In [1]:
import numpy as np
import matplotlib.pyplot as plt

### The Big Problem

In *B - Location optimisation with Gaussian Processes* I looked at how you can choose a good location while minimizing the number of samples that you take. The solution was to use a Gaussian process and maximize the expected improvement at each sample. Now we turn to a related problem. In the real world, robots are not limited by the number of samples, but rather by the size of their batteries. Taking samples and moving both incur costs. Given a fixed energy budget, how do you determine where to sample?

One paper (https://arxiv.org/pdf/1401.3462) looks at how to coordinate the trajectory of multiple agents exploring some function by maximizing the information gained. If each robot $i$ travels some path $P_i$, sampling at each location, we want to choose these paths to maximize the information obtained, subject to an energy budget:
$$
\max_{P_1,\dots,P_n} I(\text{observations along } \cup_i P_i)
\quad \text{subject to} \quad C(P_i) \le B \;\; \forall i,
$$
where $B$ is the available budget and $I(\cdot)$ measures the information gained from the samples.

### A brief detour into information theory

'Information'. What is it? Well, imagine I am looking out the window. You are sitting in the house. I notice two things. First, that it's sunny. Secondly, that a squirrel is running up the tree in the front yard. Both of these statements contain information. But notice that the second one takes many more words to say. That's because it is more specific. A squirrel running up a tree is one of many different things that could be happening in the front yard. The weather is only going to be one of a few things. You can think of information as the number of words or the amount of communication I need to tell you what the sample is from a distribution. The distribution of weather has a smaller range, so I need fewer words to describe it. 

Take the example of flipping a coin. Say I flip it 2 times and I need to tell you what the results were. How many words do I need? Well, it's exactly 2. 2 is the information content I have after observing the coin flipped twice. But now consider a skewed distribution. Say that I get heads 90% of the time. Then getting heads twice is very common and I should probably use fewer words to tell you that the usual thing has happened. Imagine I say "Usual" if I get heads twice, and otherwise I say "Unusual" followed by the results if I don't. How many words do I use now? Well, instead of 2 words every time, the expected number is $0.81 + 0.19 \times 3 = 1.38$, much lower! The reason is that with the *shared* knowledge of the distribution and its skew I have a lower amount of information to communicate to you. Information reflects the surprise upon seeing a particular result.

Now we want to formalize this. One property we would like is that information should add for independent events. That is, if I learn the outcome of two independent events, the total information gained should be the sum of the information gained from each one separately.

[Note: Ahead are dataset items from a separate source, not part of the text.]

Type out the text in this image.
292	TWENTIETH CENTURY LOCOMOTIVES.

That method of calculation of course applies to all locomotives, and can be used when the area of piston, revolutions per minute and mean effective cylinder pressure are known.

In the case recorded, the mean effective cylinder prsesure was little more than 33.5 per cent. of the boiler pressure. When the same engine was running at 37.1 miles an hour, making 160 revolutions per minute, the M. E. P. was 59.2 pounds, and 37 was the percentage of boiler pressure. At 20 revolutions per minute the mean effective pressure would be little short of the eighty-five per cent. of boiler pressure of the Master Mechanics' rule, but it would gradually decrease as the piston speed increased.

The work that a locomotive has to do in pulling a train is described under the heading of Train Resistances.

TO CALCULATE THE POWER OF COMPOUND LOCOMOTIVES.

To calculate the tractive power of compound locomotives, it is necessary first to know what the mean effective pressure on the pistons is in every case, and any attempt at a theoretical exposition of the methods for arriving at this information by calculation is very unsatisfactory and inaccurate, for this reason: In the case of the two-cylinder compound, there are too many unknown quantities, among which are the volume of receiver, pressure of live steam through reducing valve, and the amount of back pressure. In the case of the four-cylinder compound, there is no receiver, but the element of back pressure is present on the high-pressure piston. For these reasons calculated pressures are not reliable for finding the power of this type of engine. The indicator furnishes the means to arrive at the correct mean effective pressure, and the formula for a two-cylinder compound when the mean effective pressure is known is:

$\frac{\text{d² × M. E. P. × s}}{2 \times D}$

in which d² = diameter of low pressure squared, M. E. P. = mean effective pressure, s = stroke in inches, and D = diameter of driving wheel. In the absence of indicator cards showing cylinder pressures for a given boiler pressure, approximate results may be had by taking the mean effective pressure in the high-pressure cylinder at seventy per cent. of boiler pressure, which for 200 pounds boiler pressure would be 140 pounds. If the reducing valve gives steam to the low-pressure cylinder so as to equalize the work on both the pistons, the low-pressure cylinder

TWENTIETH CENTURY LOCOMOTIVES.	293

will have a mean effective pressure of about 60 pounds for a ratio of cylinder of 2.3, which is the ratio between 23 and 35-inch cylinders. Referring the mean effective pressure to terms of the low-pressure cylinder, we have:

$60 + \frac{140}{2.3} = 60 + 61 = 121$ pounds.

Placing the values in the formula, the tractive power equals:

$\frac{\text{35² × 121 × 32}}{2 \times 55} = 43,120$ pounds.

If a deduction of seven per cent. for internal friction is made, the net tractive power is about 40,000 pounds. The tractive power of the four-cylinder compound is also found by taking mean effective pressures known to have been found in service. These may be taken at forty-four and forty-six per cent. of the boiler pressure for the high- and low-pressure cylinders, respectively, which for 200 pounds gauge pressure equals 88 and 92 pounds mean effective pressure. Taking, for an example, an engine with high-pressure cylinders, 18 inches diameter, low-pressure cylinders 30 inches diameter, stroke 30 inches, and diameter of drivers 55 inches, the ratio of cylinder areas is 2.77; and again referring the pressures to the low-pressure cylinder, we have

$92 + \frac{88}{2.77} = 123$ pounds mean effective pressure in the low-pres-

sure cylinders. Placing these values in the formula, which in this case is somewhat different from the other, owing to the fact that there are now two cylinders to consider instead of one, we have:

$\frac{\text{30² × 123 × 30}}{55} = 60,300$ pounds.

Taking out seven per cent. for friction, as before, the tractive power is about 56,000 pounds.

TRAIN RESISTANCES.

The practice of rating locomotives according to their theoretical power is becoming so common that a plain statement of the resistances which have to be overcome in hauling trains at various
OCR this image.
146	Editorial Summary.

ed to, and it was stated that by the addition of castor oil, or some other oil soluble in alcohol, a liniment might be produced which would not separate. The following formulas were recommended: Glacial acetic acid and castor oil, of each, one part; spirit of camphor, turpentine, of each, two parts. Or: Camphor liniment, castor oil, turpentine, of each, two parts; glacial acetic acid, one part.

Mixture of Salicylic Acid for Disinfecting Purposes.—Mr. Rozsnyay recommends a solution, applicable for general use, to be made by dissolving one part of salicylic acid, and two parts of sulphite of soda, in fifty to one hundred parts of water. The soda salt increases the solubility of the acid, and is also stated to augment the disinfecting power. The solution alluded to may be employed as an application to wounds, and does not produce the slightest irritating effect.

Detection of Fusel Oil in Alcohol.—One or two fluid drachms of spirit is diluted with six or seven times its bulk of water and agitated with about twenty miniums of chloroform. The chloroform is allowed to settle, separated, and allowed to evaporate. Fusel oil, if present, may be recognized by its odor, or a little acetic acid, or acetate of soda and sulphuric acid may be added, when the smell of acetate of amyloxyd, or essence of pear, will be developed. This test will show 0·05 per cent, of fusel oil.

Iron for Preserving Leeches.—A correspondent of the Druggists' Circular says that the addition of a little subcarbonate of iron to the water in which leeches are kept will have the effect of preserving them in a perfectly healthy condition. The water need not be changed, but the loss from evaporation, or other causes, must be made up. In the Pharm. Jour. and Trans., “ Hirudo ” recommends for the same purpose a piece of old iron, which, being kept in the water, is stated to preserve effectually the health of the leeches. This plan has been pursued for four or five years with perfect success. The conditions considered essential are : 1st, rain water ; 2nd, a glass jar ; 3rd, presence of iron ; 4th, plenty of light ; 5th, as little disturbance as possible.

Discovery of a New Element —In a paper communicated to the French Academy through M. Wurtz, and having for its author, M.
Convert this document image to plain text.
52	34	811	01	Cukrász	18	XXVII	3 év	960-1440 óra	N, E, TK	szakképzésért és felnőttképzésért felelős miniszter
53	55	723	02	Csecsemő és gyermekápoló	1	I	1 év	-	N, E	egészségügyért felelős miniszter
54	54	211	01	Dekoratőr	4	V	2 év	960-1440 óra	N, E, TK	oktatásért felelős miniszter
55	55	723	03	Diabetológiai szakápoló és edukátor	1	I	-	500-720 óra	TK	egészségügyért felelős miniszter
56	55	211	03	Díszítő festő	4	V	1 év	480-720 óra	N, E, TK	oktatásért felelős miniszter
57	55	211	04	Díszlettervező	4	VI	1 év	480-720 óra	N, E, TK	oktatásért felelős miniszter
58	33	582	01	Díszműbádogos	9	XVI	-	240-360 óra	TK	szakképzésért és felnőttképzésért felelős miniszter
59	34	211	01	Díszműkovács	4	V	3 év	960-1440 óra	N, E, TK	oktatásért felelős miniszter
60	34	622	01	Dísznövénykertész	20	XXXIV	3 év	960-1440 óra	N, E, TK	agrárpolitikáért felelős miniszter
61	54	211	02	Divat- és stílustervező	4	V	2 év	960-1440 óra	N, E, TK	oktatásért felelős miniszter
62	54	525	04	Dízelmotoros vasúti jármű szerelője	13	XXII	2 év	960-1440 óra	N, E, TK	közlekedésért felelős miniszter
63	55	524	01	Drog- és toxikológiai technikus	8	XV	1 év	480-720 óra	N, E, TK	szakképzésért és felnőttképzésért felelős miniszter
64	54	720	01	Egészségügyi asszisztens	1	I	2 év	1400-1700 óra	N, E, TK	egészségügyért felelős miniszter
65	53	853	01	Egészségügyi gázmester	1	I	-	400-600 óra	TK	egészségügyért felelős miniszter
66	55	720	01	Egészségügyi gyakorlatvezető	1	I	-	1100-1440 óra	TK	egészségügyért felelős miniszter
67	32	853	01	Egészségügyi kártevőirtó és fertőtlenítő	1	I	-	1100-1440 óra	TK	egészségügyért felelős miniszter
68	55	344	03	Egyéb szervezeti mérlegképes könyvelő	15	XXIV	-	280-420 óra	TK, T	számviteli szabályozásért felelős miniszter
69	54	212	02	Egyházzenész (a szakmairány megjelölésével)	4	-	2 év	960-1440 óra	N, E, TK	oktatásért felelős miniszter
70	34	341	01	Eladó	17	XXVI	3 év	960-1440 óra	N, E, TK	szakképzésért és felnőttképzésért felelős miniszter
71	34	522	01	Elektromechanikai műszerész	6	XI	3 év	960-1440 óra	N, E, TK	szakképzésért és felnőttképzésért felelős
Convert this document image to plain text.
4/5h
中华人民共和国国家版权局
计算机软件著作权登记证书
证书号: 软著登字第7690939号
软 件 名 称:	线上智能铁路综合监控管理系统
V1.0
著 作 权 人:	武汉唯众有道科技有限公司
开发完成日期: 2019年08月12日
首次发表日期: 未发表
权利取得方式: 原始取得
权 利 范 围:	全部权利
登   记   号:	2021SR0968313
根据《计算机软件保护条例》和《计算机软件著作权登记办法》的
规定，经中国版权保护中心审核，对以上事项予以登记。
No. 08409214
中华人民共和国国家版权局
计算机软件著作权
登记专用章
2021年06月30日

For independent events, probabilities multiply. So we are looking for a function that converts products of probabilities into sums of numbers. The only function with this property (up to a scaling factor) is the logarithm.

This motivates defining the information content of an event with probability $p$ as
$$
\log \frac{1}{p} = -\log p.
$$

In simpler terms the number of words I need to describe something happening grows logarithmically with how unlikely it is. 

Next we can look at entropy, which is just the expected information for some set of discrete events $X$:
$$
H(X) = -\sum_{x\in X} p(x) \log p(x)
$$

And we get mutual information, which is the reduction in uncertainty about one variable after observing another:
$$
I(X;Y) = H(X) - H(X|Y)
$$

Here $X$ could be your test data and $Y$ your known data. In the location optimization context, $Y$ is where you choose to explore and $X$ is what remains unknown.

Consider the number of unique points you can specify with each bit of information. With 1 bit you can specify 2 points (0 and 1) with 2 you can specify 4. With 3 you can specify 8.

### Back to the problem

Now it's worth wondering why we are using information gained as the metric here rather than, say, the maximum value (which is what we actually care about). The reason is that mutual information is always going to increase with each sample taken and the returns (change in information) will be diminishing with each sample. This makes it easier to justify a greedy approach.